Populações para as quais o uso não é recomendado Grupos com dados clínicos insuficientes onde a segurança ou eficácia são incertas (ex: populações com "Uso Não Estabelecido").

Restrições Relacionadas com a Elegibilidade

Grupos etários específicos, como os doentes pediátricos, são tipicamente excluídos da utilização, a menos que estudos dedicados tenham demonstrado eficácia e um perfil de segurança favorável. Os doentes geriátricos podem necessitar de consideração especial ou de uma monitorização mais próxima.

O uso é frequentemente restringido ou proibido em doentes com condições preexistentes que afetem a eliminação do fármaco, tais como insuficiência hepática ou renal grave, devido ao potencial de exposição sistémica excessiva.

O estatuto regulamentar é determinado por avaliações de risco formais, que classificam a recomendação oficial relativa ao uso durante a gravidez e o aleitamento.

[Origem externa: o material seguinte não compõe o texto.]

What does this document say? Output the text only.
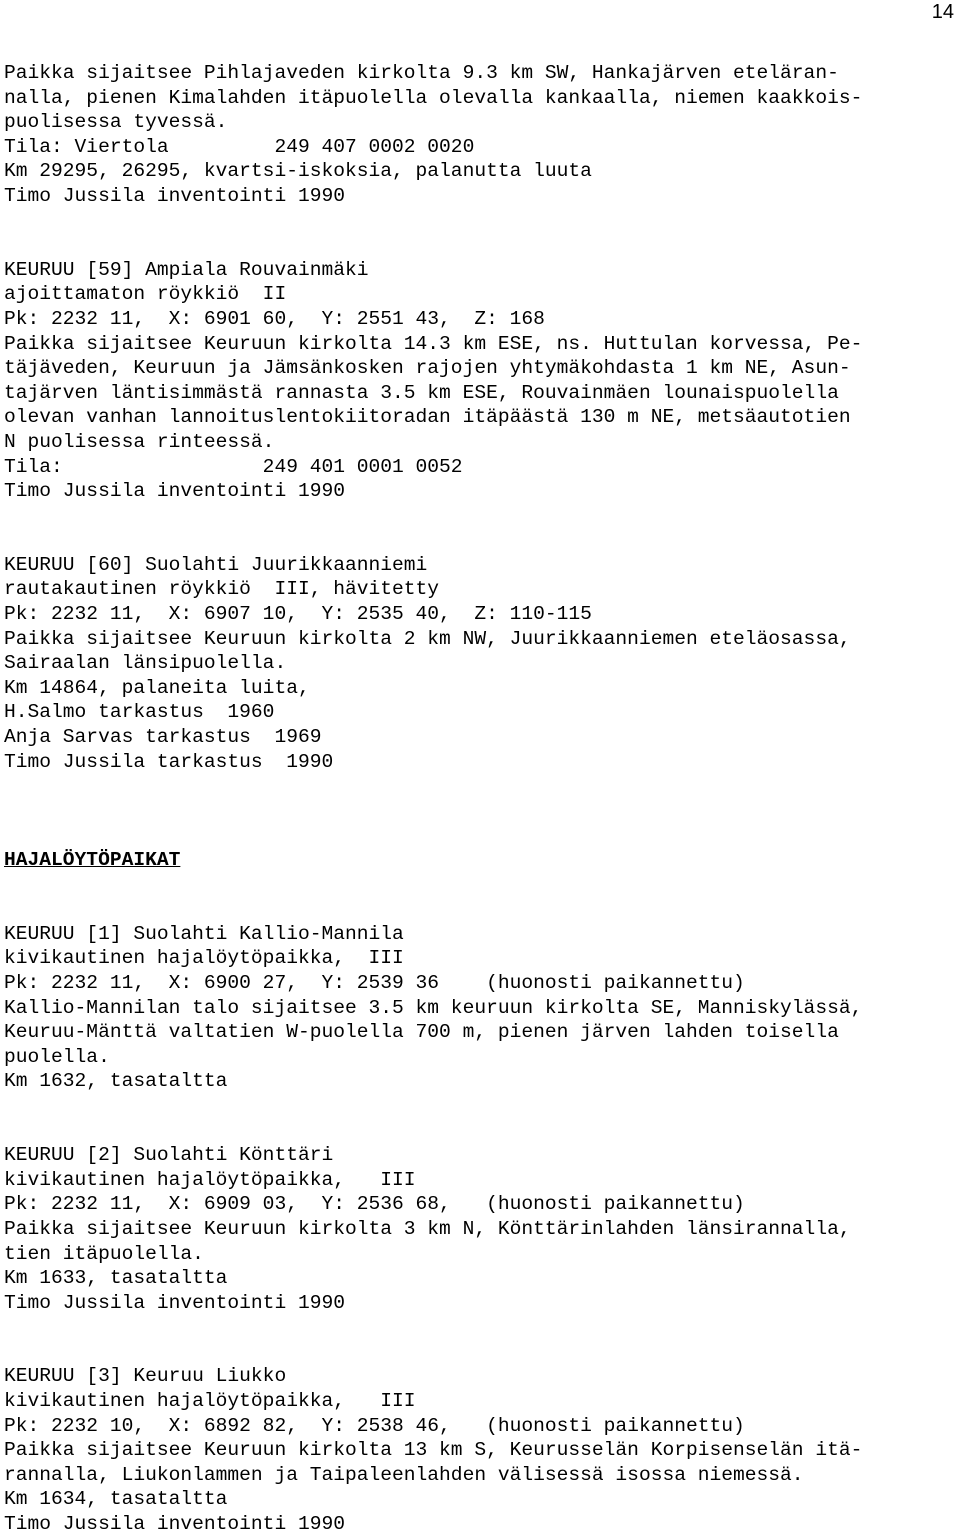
14
Paikka sijaitsee Pihlajaveden kirkolta 9.3 km SW, Hankajärven eteläran-
nalla, pienen Kimalahden itäpuolella olevalla kankaalla, niemen kaakkois-
puolisessa tyvessä.
Tila: Viertola         249 407 0002 0020
Km 29295, 26295, kvartsi-iskoksia, palanutta luuta
Timo Jussila inventointi 1990
KEURUU [59] Ampiala Rouvainmäki
ajoittamaton röykkiö  II
Pk: 2232 11,  X: 6901 60,  Y: 2551 43,  Z: 168
Paikka sijaitsee Keuruun kirkolta 14.3 km ESE, ns. Huttulan korvessa, Pe-
täjäveden, Keuruun ja Jämsänkosken rajojen yhtymäkohdasta 1 km NE, Asun-
tajärven läntisimmästä rannasta 3.5 km ESE, Rouvainmäen lounaispuolella
olevan vanhan lannoituslentokiitoradan itäpäästä 130 m NE, metsäautotien
N puolisessa rinteessä.
Tila:                 249 401 0001 0052
Timo Jussila inventointi 1990
KEURUU [60] Suolahti Juurikkaanniemi
rautakautinen röykkiö  III, hävitetty
Pk: 2232 11,  X: 6907 10,  Y: 2535 40,  Z: 110-115
Paikka sijaitsee Keuruun kirkolta 2 km NW, Juurikkaanniemen eteläosassa,
Sairaalan länsipuolella.
Km 14864, palaneita luita,
H.Salmo tarkastus  1960
Anja Sarvas tarkastus  1969
Timo Jussila tarkastus  1990
HAJALÖYTÖPAIKAT
KEURUU [1] Suolahti Kallio-Mannila
kivikautinen hajalöytöpaikka,  III
Pk: 2232 11,  X: 6900 27,  Y: 2539 36    (huonosti paikannettu)
Kallio-Mannilan talo sijaitsee 3.5 km keuruun kirkolta SE, Manniskylässä,
Keuruu-Mänttä valtatien W-puolella 700 m, pienen järven lahden toisella
puolella.
Km 1632, tasataltta
KEURUU [2] Suolahti Könttäri
kivikautinen hajalöytöpaikka,   III
Pk: 2232 11,  X: 6909 03,  Y: 2536 68,   (huonosti paikannettu)
Paikka sijaitsee Keuruun kirkolta 3 km N, Könttärinlahden länsirannalla,
tien itäpuolella.
Km 1633, tasataltta
Timo Jussila inventointi 1990
KEURUU [3] Keuruu Liukko
kivikautinen hajalöytöpaikka,   III
Pk: 2232 10,  X: 6892 82,  Y: 2538 46,   (huonosti paikannettu)
Paikka sijaitsee Keuruun kirkolta 13 km S, Keurusselän Korpisenselän itä-
rannalla, Liukonlammen ja Taipaleenlahden välisessä isossa niemessä.
Km 1634, tasataltta
Timo Jussila inventointi 1990
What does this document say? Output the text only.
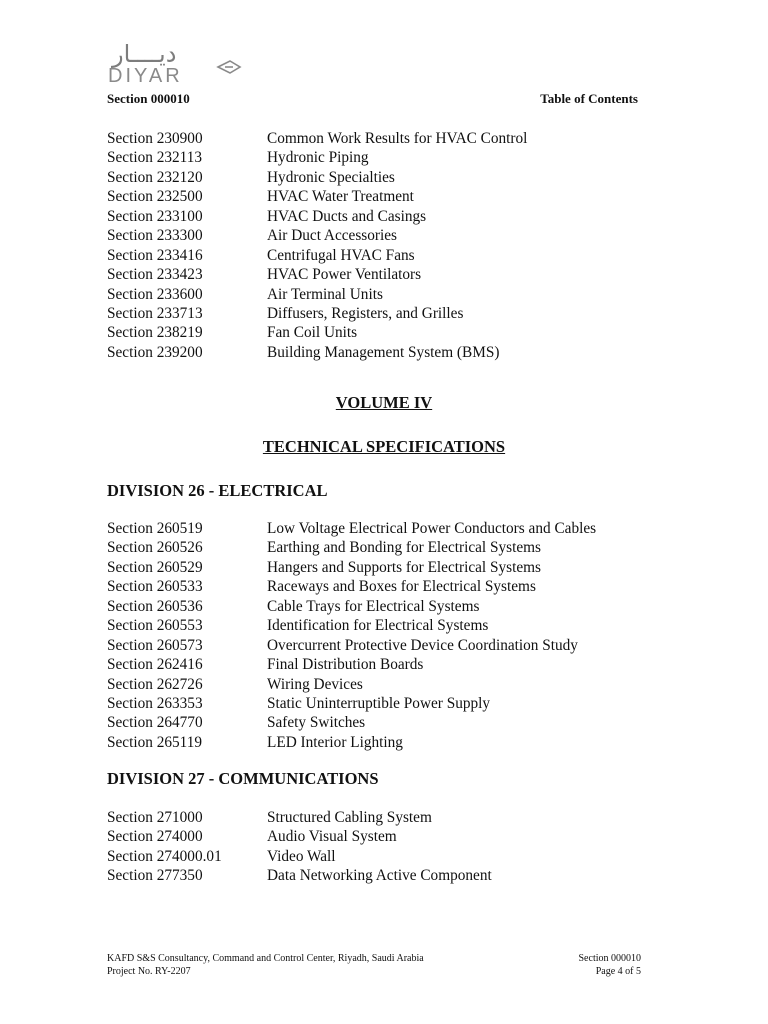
ديــــار
DIYAR
Section 000010	Table of Contents
Section 230900	Common Work Results for HVAC Control
Section 232113	Hydronic Piping
Section 232120	Hydronic Specialties
Section 232500	HVAC Water Treatment
Section 233100	HVAC Ducts and Casings
Section 233300	Air Duct Accessories
Section 233416	Centrifugal HVAC Fans
Section 233423	HVAC Power Ventilators
Section 233600	Air Terminal Units
Section 233713	Diffusers, Registers, and Grilles
Section 238219	Fan Coil Units
Section 239200	Building Management System (BMS)
VOLUME IV
TECHNICAL SPECIFICATIONS
DIVISION 26 - ELECTRICAL
Section 260519	Low Voltage Electrical Power Conductors and Cables
Section 260526	Earthing and Bonding for Electrical Systems
Section 260529	Hangers and Supports for Electrical Systems
Section 260533	Raceways and Boxes for Electrical Systems
Section 260536	Cable Trays for Electrical Systems
Section 260553	Identification for Electrical Systems
Section 260573	Overcurrent Protective Device Coordination Study
Section 262416	Final Distribution Boards
Section 262726	Wiring Devices
Section 263353	Static Uninterruptible Power Supply
Section 264770	Safety Switches
Section 265119	LED Interior Lighting
DIVISION 27 - COMMUNICATIONS
Section 271000	Structured Cabling System
Section 274000	Audio Visual System
Section 274000.01	Video Wall
Section 277350	Data Networking Active Component
KAFD S&S Consultancy, Command and Control Center, Riyadh, Saudi Arabia
Project No. RY-2207
Section 000010
Page 4 of 5
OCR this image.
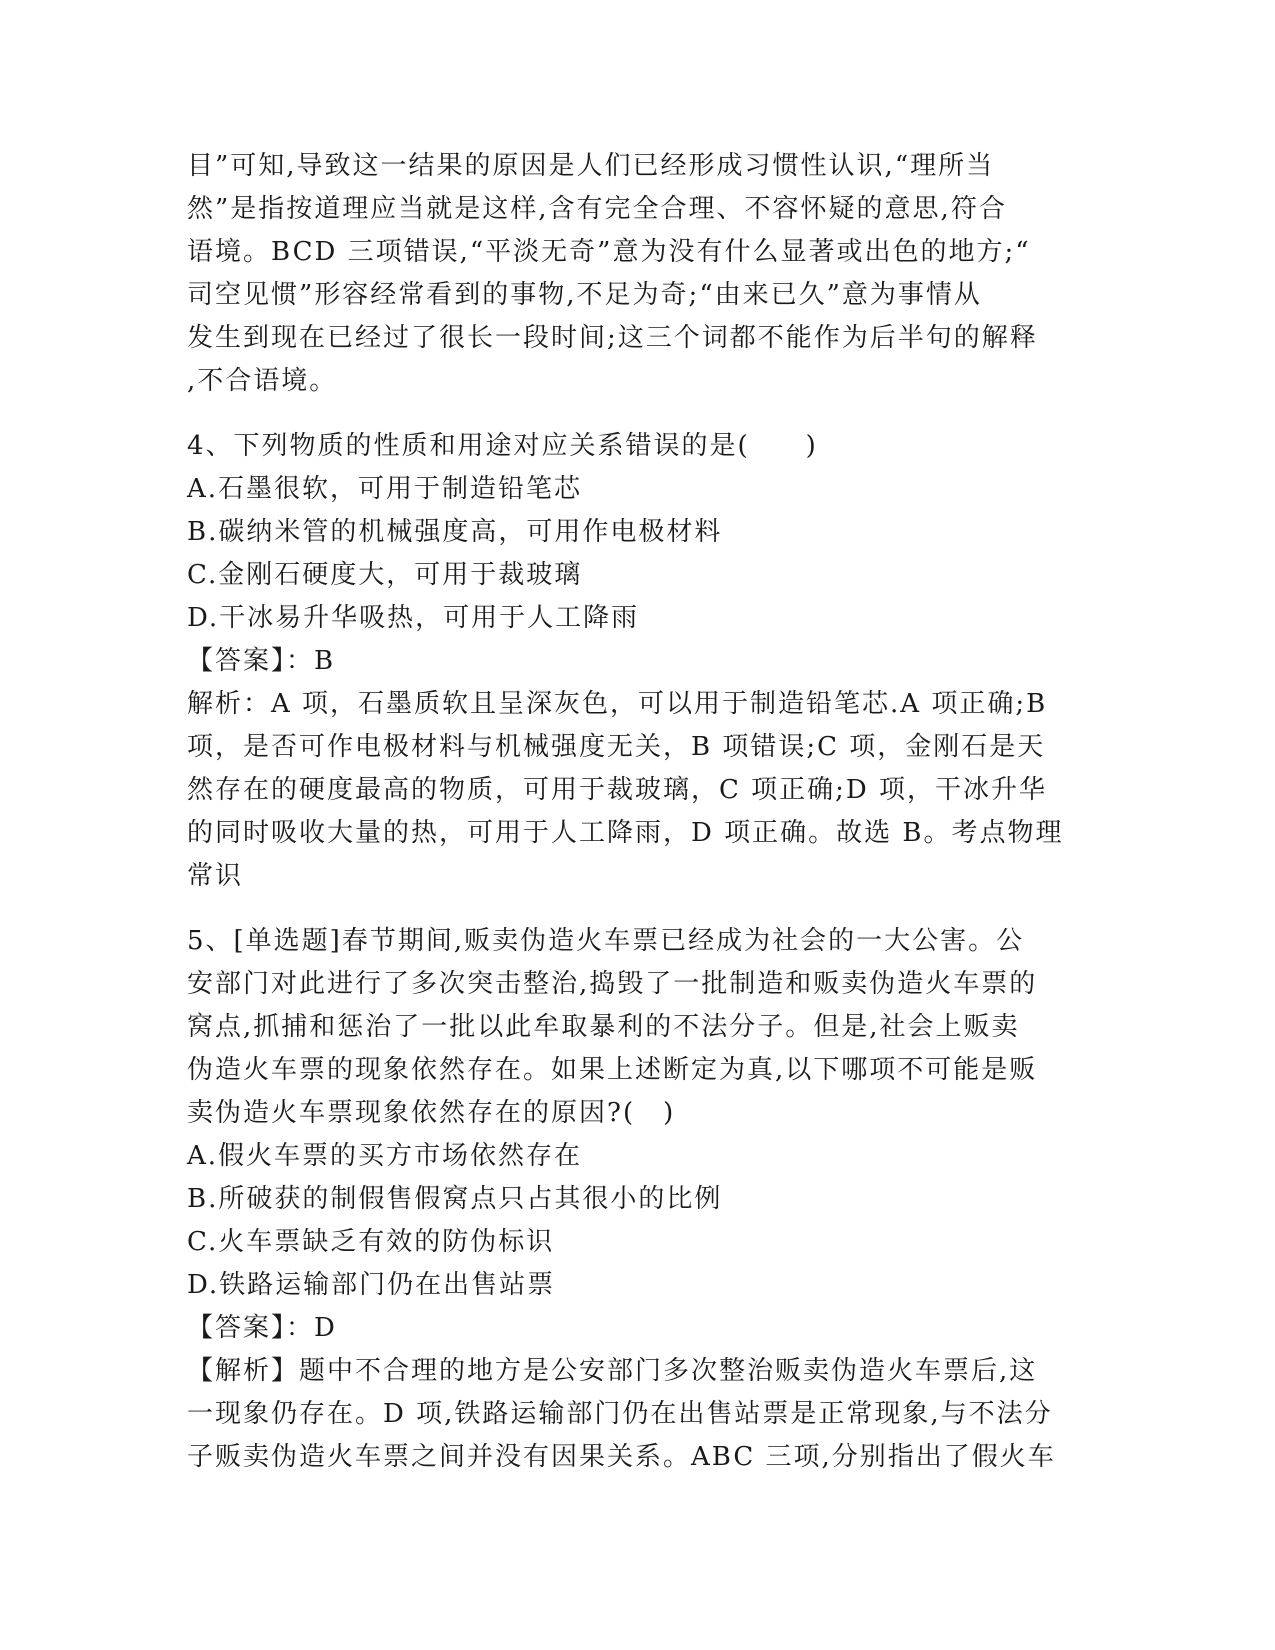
目”可知,导致这一结果的原因是人们已经形成习惯性认识,“理所当
然”是指按道理应当就是这样,含有完全合理、不容怀疑的意思,符合
语境。BCD 三项错误,“平淡无奇”意为没有什么显著或出色的地方;“
司空见惯”形容经常看到的事物,不足为奇;“由来已久”意为事情从
发生到现在已经过了很长一段时间;这三个词都不能作为后半句的解释
,不合语境。
4、下列物质的性质和用途对应关系错误的是(　　)
A.石墨很软，可用于制造铅笔芯
B.碳纳米管的机械强度高，可用作电极材料
C.金刚石硬度大，可用于裁玻璃
D.干冰易升华吸热，可用于人工降雨
【答案】：B
解析：A 项，石墨质软且呈深灰色，可以用于制造铅笔芯.A 项正确;B
项，是否可作电极材料与机械强度无关，B 项错误;C 项，金刚石是天
然存在的硬度最高的物质，可用于裁玻璃，C 项正确;D 项，干冰升华
的同时吸收大量的热，可用于人工降雨，D 项正确。故选 B。考点物理
常识
5、[单选题]春节期间,贩卖伪造火车票已经成为社会的一大公害。公
安部门对此进行了多次突击整治,捣毁了一批制造和贩卖伪造火车票的
窝点,抓捕和惩治了一批以此牟取暴利的不法分子。但是,社会上贩卖
伪造火车票的现象依然存在。如果上述断定为真,以下哪项不可能是贩
卖伪造火车票现象依然存在的原因?(　)
A.假火车票的买方市场依然存在
B.所破获的制假售假窝点只占其很小的比例
C.火车票缺乏有效的防伪标识
D.铁路运输部门仍在出售站票
【答案】：D
【解析】题中不合理的地方是公安部门多次整治贩卖伪造火车票后,这
一现象仍存在。D 项,铁路运输部门仍在出售站票是正常现象,与不法分
子贩卖伪造火车票之间并没有因果关系。ABC 三项,分别指出了假火车
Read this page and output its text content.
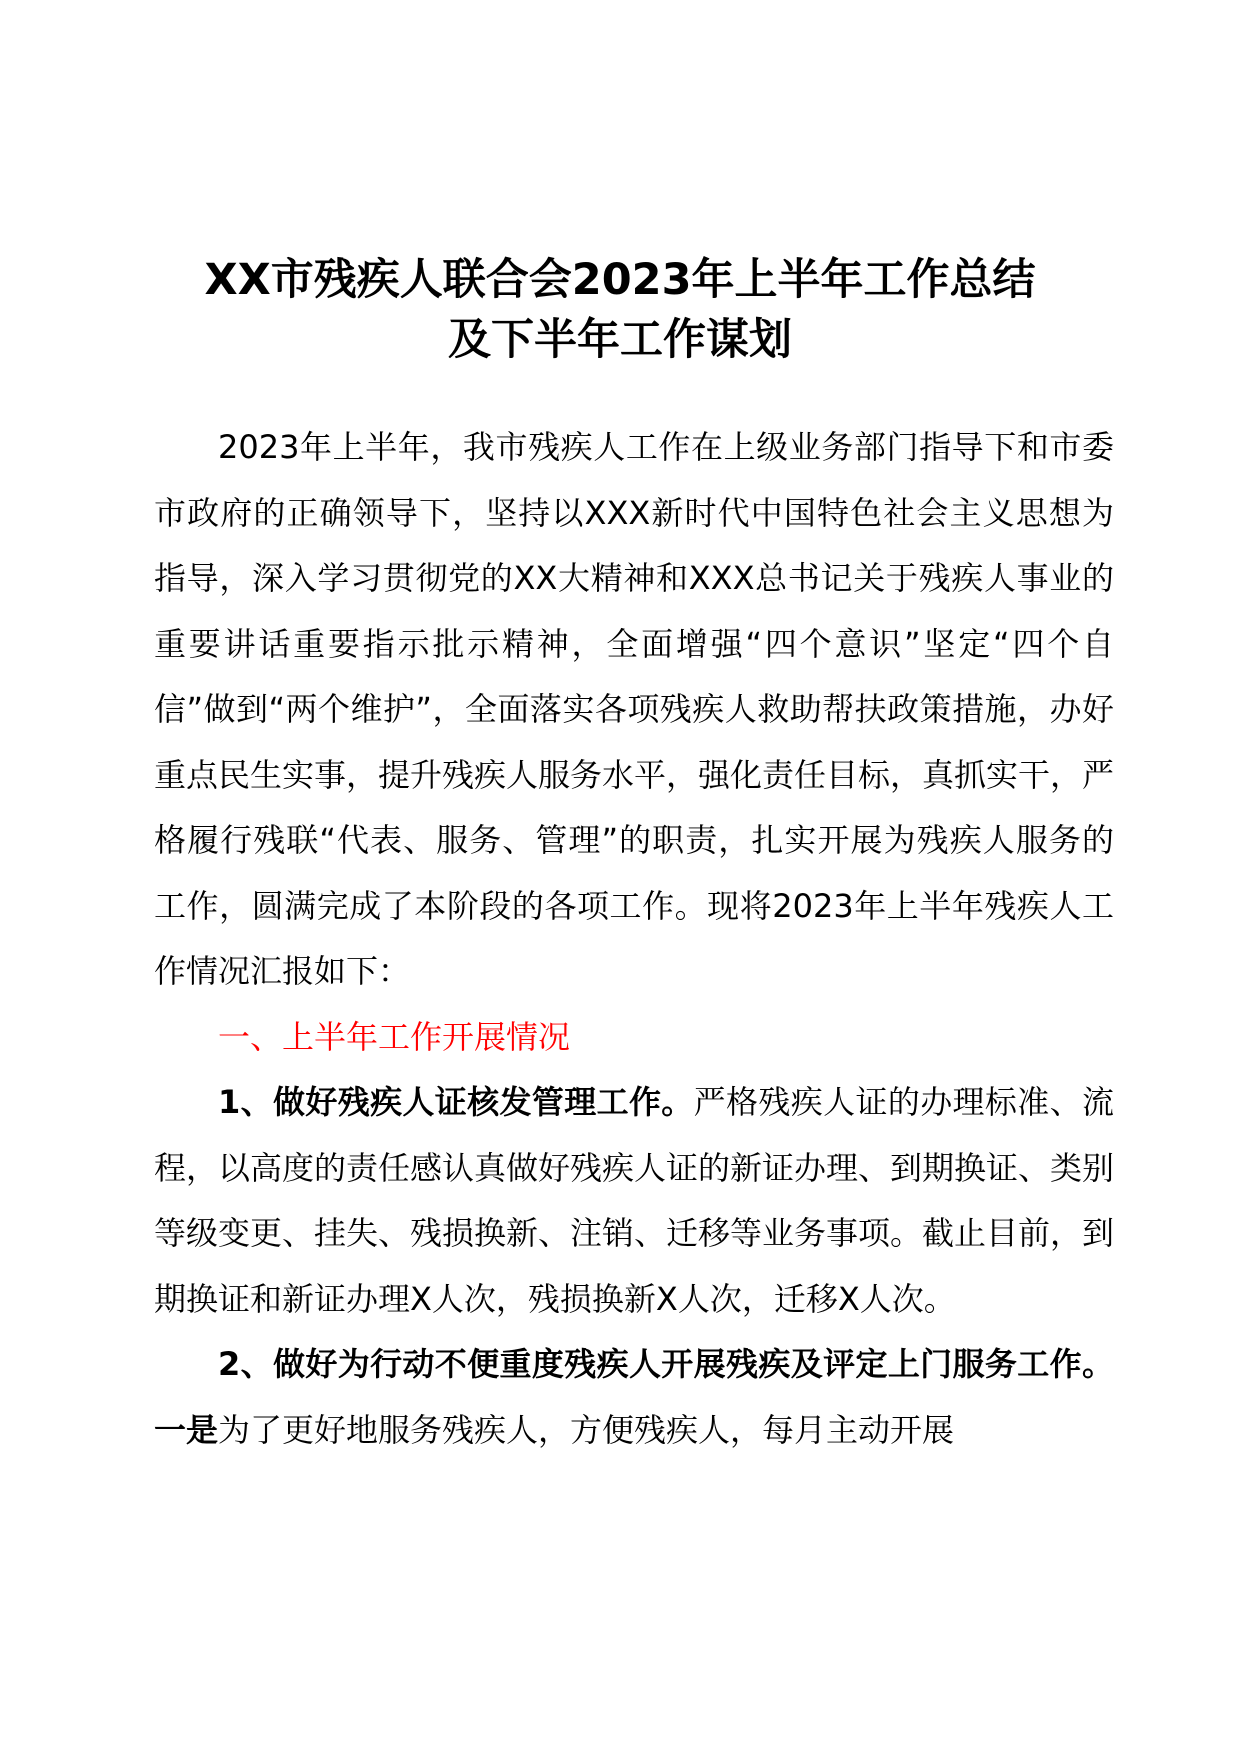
XX市残疾人联合会2023年上半年工作总结
及下半年工作谋划

2023年上半年，我市残疾人工作在上级业务部门指导下和市委市政府的正确领导下，坚持以XXX新时代中国特色社会主义思想为指导，深入学习贯彻党的XX大精神和XXX总书记关于残疾人事业的重要讲话重要指示批示精神，全面增强“四个意识”坚定“四个自信”做到“两个维护”，全面落实各项残疾人救助帮扶政策措施，办好重点民生实事，提升残疾人服务水平，强化责任目标，真抓实干，严格履行残联“代表、服务、管理”的职责，扎实开展为残疾人服务的工作，圆满完成了本阶段的各项工作。现将2023年上半年残疾人工作情况汇报如下：

一、上半年工作开展情况

1、做好残疾人证核发管理工作。严格残疾人证的办理标准、流程，以高度的责任感认真做好残疾人证的新证办理、到期换证、类别等级变更、挂失、残损换新、注销、迁移等业务事项。截止目前，到期换证和新证办理X人次，残损换新X人次，迁移X人次。

2、做好为行动不便重度残疾人开展残疾及评定上门服务工作。一是为了更好地服务残疾人，方便残疾人，每月主动开展
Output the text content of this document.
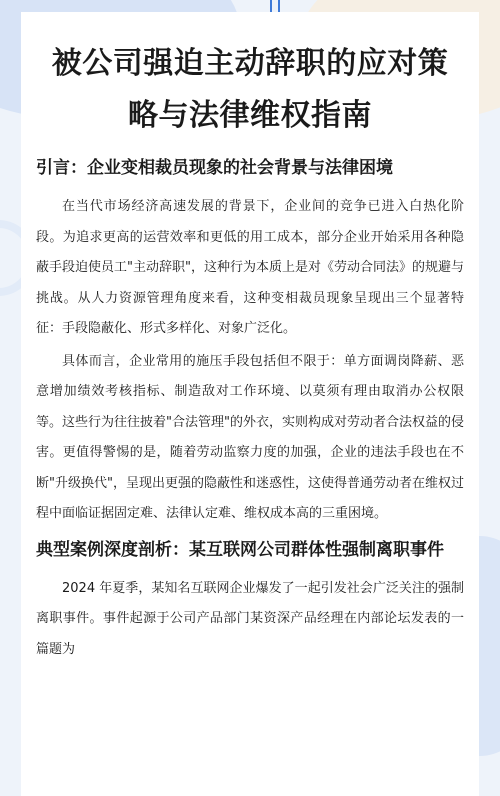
被公司强迫主动辞职的应对策
略与法律维权指南
引言：企业变相裁员现象的社会背景与法律困境

在当代市场经济高速发展的背景下，企业间的竞争已进入白热化阶段。为追求更高的运营效率和更低的用工成本，部分企业开始采用各种隐蔽手段迫使员工"主动辞职"，这种行为本质上是对《劳动合同法》的规避与挑战。从人力资源管理角度来看，这种变相裁员现象呈现出三个显著特征：手段隐蔽化、形式多样化、对象广泛化。

具体而言，企业常用的施压手段包括但不限于：单方面调岗降薪、恶意增加绩效考核指标、制造敌对工作环境、以莫须有理由取消办公权限等。这些行为往往披着"合法管理"的外衣，实则构成对劳动者合法权益的侵害。更值得警惕的是，随着劳动监察力度的加强，企业的违法手段也在不断"升级换代"，呈现出更强的隐蔽性和迷惑性，这使得普通劳动者在维权过程中面临证据固定难、法律认定难、维权成本高的三重困境。

典型案例深度剖析：某互联网公司群体性强制离职事件

2024 年夏季，某知名互联网企业爆发了一起引发社会广泛关注的强制离职事件。事件起源于公司产品部门某资深产品经理在内部论坛发表的一篇题为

Ligação ao Perfil Geral de Elegibilidade

As declarações oficiais de elegibilidade definidas pelas agências reguladoras estabelecem dois tipos principais de restrições: as Contraindicações, que são proibições absolutas, e o Uso em Populações Específicas, que define o uso condicional ou restrito. Esta estrutura dita formalmente quem é elegível, quem não deve utilizar o fármaco e quem requer uma monitorização intensiva, sem fornecer aconselhamento clínico ou detalhar os benefícios terapêuticos pretendidos do medicamento.

O que devo saber sobre interações com outros medicamentos?

Interações com outros medicamentos e produtos

O perfil de interações do Polygot é definido de forma significativa por restrições farmacocinéticas e farmacodinâmicas documentadas na rotulagem regulamentar. A coadministração de Polygot com inibidores potentes do CYP 3A4 está formalmente contraindicada, uma vez que estes medicamentos impedem a eliminação da componente de ergotamina. Esta inibição do metabolismo leva a níveis séricos elevados e aumenta significativamente o risco de toxicidade aguda pela ergotamina, conhecida como vasoespasmo. Esta proibição inclui antibióticos macrólidos específicos (tais como a eritromicina e a claritromicina), certos antifúngicos azólicos (como o cetoconazol e o itraconazol) e vários inibidores da protease do VIH e regimes que contenham cobicistato.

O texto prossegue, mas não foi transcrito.